Inaugural meeting of 2019 Software Sustainability Institute fellows

On Tuesday I was up at the University of Manchester for the first meeting of the 2019 Fellowship. The Institute gave us a great introduction and it was good how much they were keen to hear from us what we needed by way of support.

2019 event
Most of the day was taken up with short talks from all the Fellows.  Some particular highlights for me:

Lucy Whalley talked about getting research software published, as a way to get recognition for coding and raise the importance of software outputs. The Journal of Open Source Software is designed to support both good software practice and good research.

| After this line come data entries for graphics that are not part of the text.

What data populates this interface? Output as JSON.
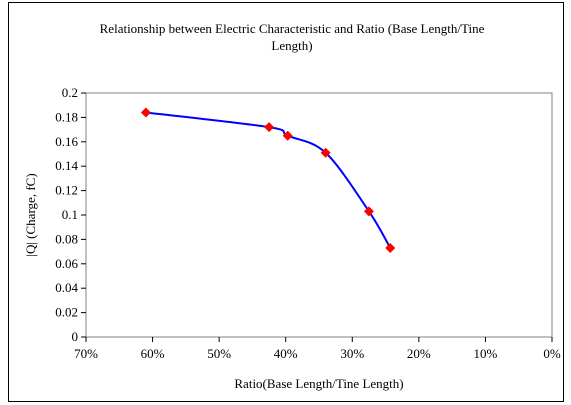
{
  "chart_data": {
    "type": "line",
    "title": "Relationship between Electric Characteristic and Ratio (Base Length/Tine Length)",
    "title_lines": [
      "Relationship between Electric Characteristic and Ratio (Base Length/Tine",
      "Length)"
    ],
    "xlabel": "Ratio(Base Length/Tine Length)",
    "ylabel": "|Q| (Charge, fC)",
    "x_reversed": true,
    "xlim": [
      0,
      0.7
    ],
    "ylim": [
      0,
      0.2
    ],
    "x_ticks": [
      {
        "value": 0.7,
        "label": "70%"
      },
      {
        "value": 0.6,
        "label": "60%"
      },
      {
        "value": 0.5,
        "label": "50%"
      },
      {
        "value": 0.4,
        "label": "40%"
      },
      {
        "value": 0.3,
        "label": "30%"
      },
      {
        "value": 0.2,
        "label": "20%"
      },
      {
        "value": 0.1,
        "label": "10%"
      },
      {
        "value": 0.0,
        "label": "0%"
      }
    ],
    "y_ticks": [
      {
        "value": 0,
        "label": "0"
      },
      {
        "value": 0.02,
        "label": "0.02"
      },
      {
        "value": 0.04,
        "label": "0.04"
      },
      {
        "value": 0.06,
        "label": "0.06"
      },
      {
        "value": 0.08,
        "label": "0.08"
      },
      {
        "value": 0.1,
        "label": "0.1"
      },
      {
        "value": 0.12,
        "label": "0.12"
      },
      {
        "value": 0.14,
        "label": "0.14"
      },
      {
        "value": 0.16,
        "label": "0.16"
      },
      {
        "value": 0.18,
        "label": "0.18"
      },
      {
        "value": 0.2,
        "label": "0.2"
      }
    ],
    "grid": false,
    "legend": "none",
    "series": [
      {
        "x": [
          0.61,
          0.425,
          0.397,
          0.34,
          0.275,
          0.243
        ],
        "y": [
          0.184,
          0.172,
          0.165,
          0.151,
          0.103,
          0.073
        ],
        "line_color": "#0000ff",
        "marker_color": "#ff0000",
        "marker": "diamond",
        "smooth": true
      }
    ]
  }
}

Ben Krikler has coined the term "hackshop" for a combined workshop and hackathon, taking place over a few days, with mixed ability attendees. He's been thinking about doing one on FPGA programming, and also about remote hackshops to reduce carbon emissions. I'd love to see more remote events - not just because of carbon-intensive travel, but also because in person events can be difficult for some people to attend and we tend to forget this.  International events may be getting tougher anyway -

https://twitter.com/realhamed/status/1131830313510998018
Mozhgan Kabiri chimeh is facilitating the use of accelerated architectures - making it easier to do complex systems modelling on GPUs by abstracting away the complexity of the GPU architecture.

Daniel Hobley is focussing on code quality and testing practices - especially important for his work at LandLab, where they are trying to bring best practice from open source into the research software world.

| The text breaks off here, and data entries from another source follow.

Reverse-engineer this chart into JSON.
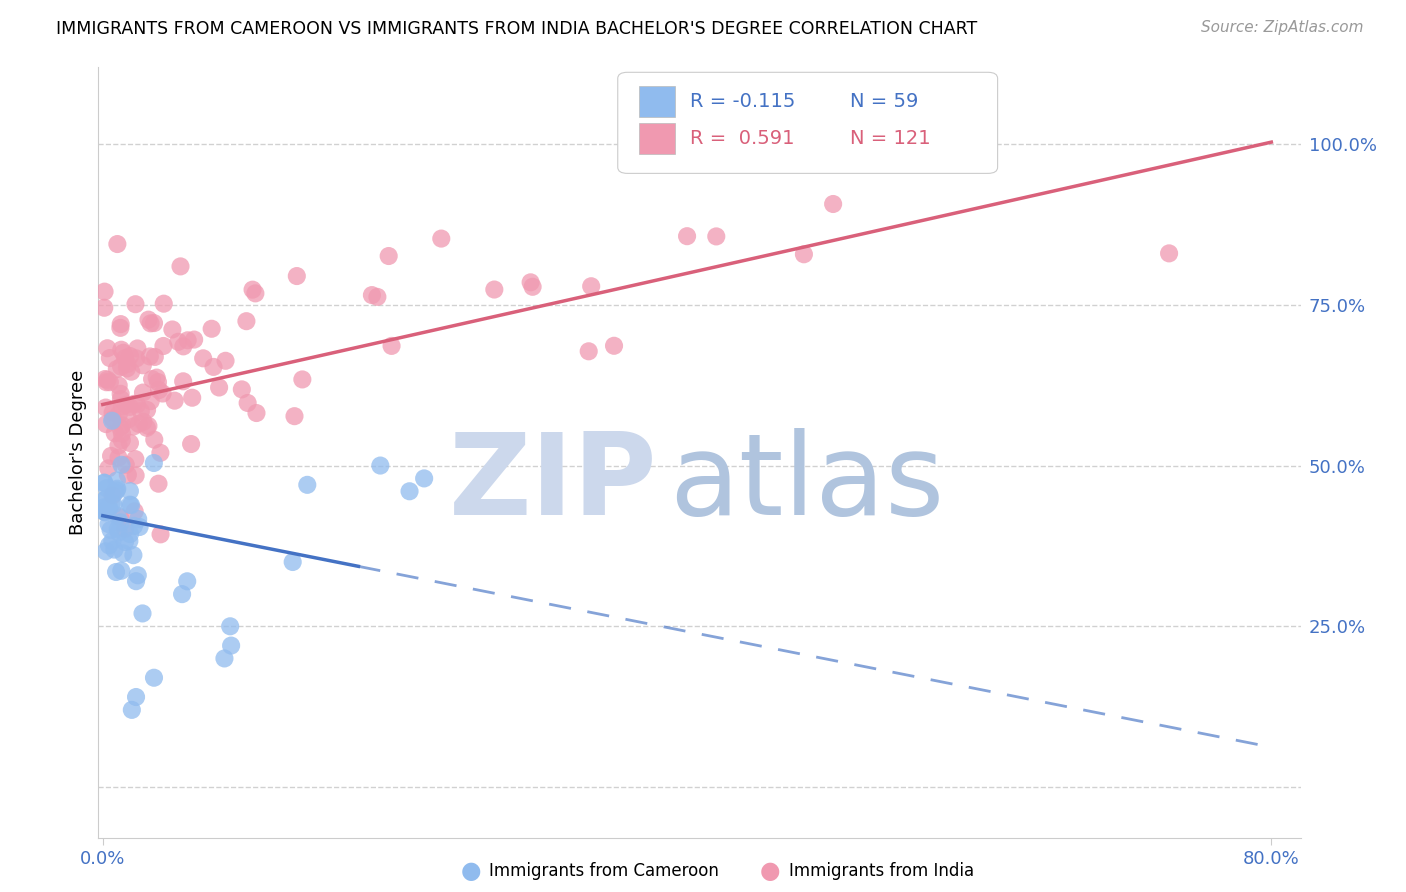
{
  "title": "IMMIGRANTS FROM CAMEROON VS IMMIGRANTS FROM INDIA BACHELOR'S DEGREE CORRELATION CHART",
  "source": "Source: ZipAtlas.com",
  "ylabel": "Bachelor's Degree",
  "xlim": [
    -0.003,
    0.82
  ],
  "ylim": [
    -0.08,
    1.12
  ],
  "yticks": [
    0.0,
    0.25,
    0.5,
    0.75,
    1.0
  ],
  "ytick_labels": [
    "",
    "25.0%",
    "50.0%",
    "75.0%",
    "100.0%"
  ],
  "cameroon_R": -0.115,
  "cameroon_N": 59,
  "india_R": 0.591,
  "india_N": 121,
  "cameroon_color": "#90bbee",
  "india_color": "#f099b0",
  "cameroon_line_color": "#4472c4",
  "india_line_color": "#d9607a",
  "axis_color": "#4472c4",
  "grid_color": "#cccccc",
  "watermark_zip_color": "#ccd8ec",
  "watermark_atlas_color": "#b0c4de",
  "background_color": "#ffffff",
  "india_line_intercept": 0.595,
  "india_line_slope": 0.51,
  "cameroon_line_intercept": 0.422,
  "cameroon_line_slope": -0.45
}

Jess Ward wins the prize for effective use of emojis and diagram design in her presentation.

Sorrel Harriet made the excellent point that sustainable does not mean enduring. Software needs to be maintainable, able to respond to change. There's no checklist for this, it's more of a philosophy.

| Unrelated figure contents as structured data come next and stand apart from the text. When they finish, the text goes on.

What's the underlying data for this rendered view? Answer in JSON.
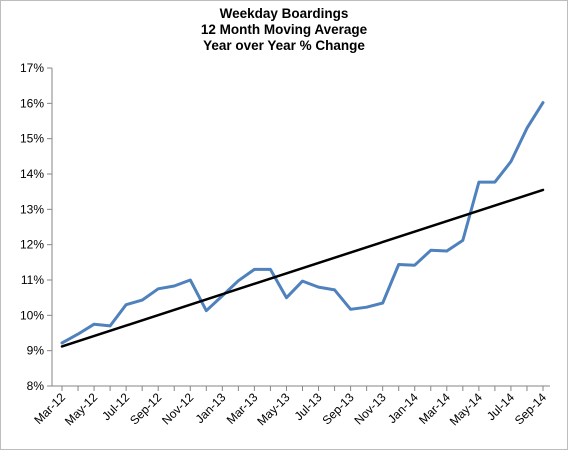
{
  "chart_data": {
    "type": "line",
    "title_lines": [
      "Weekday Boardings",
      "12 Month Moving Average",
      "Year over Year % Change"
    ],
    "xlabel": "",
    "ylabel": "",
    "x_tick_labels": [
      "Mar-12",
      "May-12",
      "Jul-12",
      "Sep-12",
      "Nov-12",
      "Jan-13",
      "Mar-13",
      "May-13",
      "Jul-13",
      "Sep-13",
      "Nov-13",
      "Jan-14",
      "Mar-14",
      "May-14",
      "Jul-14",
      "Sep-14"
    ],
    "y_tick_labels": [
      "8%",
      "9%",
      "10%",
      "11%",
      "12%",
      "13%",
      "14%",
      "15%",
      "16%",
      "17%"
    ],
    "ylim": [
      8,
      17
    ],
    "grid": false,
    "categories": [
      "Mar-12",
      "Apr-12",
      "May-12",
      "Jun-12",
      "Jul-12",
      "Aug-12",
      "Sep-12",
      "Oct-12",
      "Nov-12",
      "Dec-12",
      "Jan-13",
      "Feb-13",
      "Mar-13",
      "Apr-13",
      "May-13",
      "Jun-13",
      "Jul-13",
      "Aug-13",
      "Sep-13",
      "Oct-13",
      "Nov-13",
      "Dec-13",
      "Jan-14",
      "Feb-14",
      "Mar-14",
      "Apr-14",
      "May-14",
      "Jun-14",
      "Jul-14",
      "Aug-14",
      "Sep-14"
    ],
    "series": [
      {
        "values": [
          9.22,
          9.47,
          9.75,
          9.7,
          10.3,
          10.43,
          10.75,
          10.83,
          11.0,
          10.13,
          10.55,
          10.98,
          11.3,
          11.3,
          10.5,
          10.97,
          10.8,
          10.72,
          10.17,
          10.23,
          10.35,
          11.44,
          11.42,
          11.84,
          11.82,
          12.12,
          13.77,
          13.77,
          14.35,
          15.3,
          16.02
        ],
        "color": "#4f81bd"
      },
      {
        "trendline": true,
        "values_endpoints": [
          9.12,
          13.55
        ],
        "color": "#000000"
      }
    ]
  }
}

Many Fellows mentioned the Carpentries - I knew of Software Carpentry and Library Carpentry but I hadn't realised there was a whole set connected together. It's a super practical way to improve research practice, not just in universities but in NGOs and other non-coding-centric organisations.

We met in the Atlas room in the Department of Computer Science, surrounded by "relics". This nice processing unit was almost as tall as me.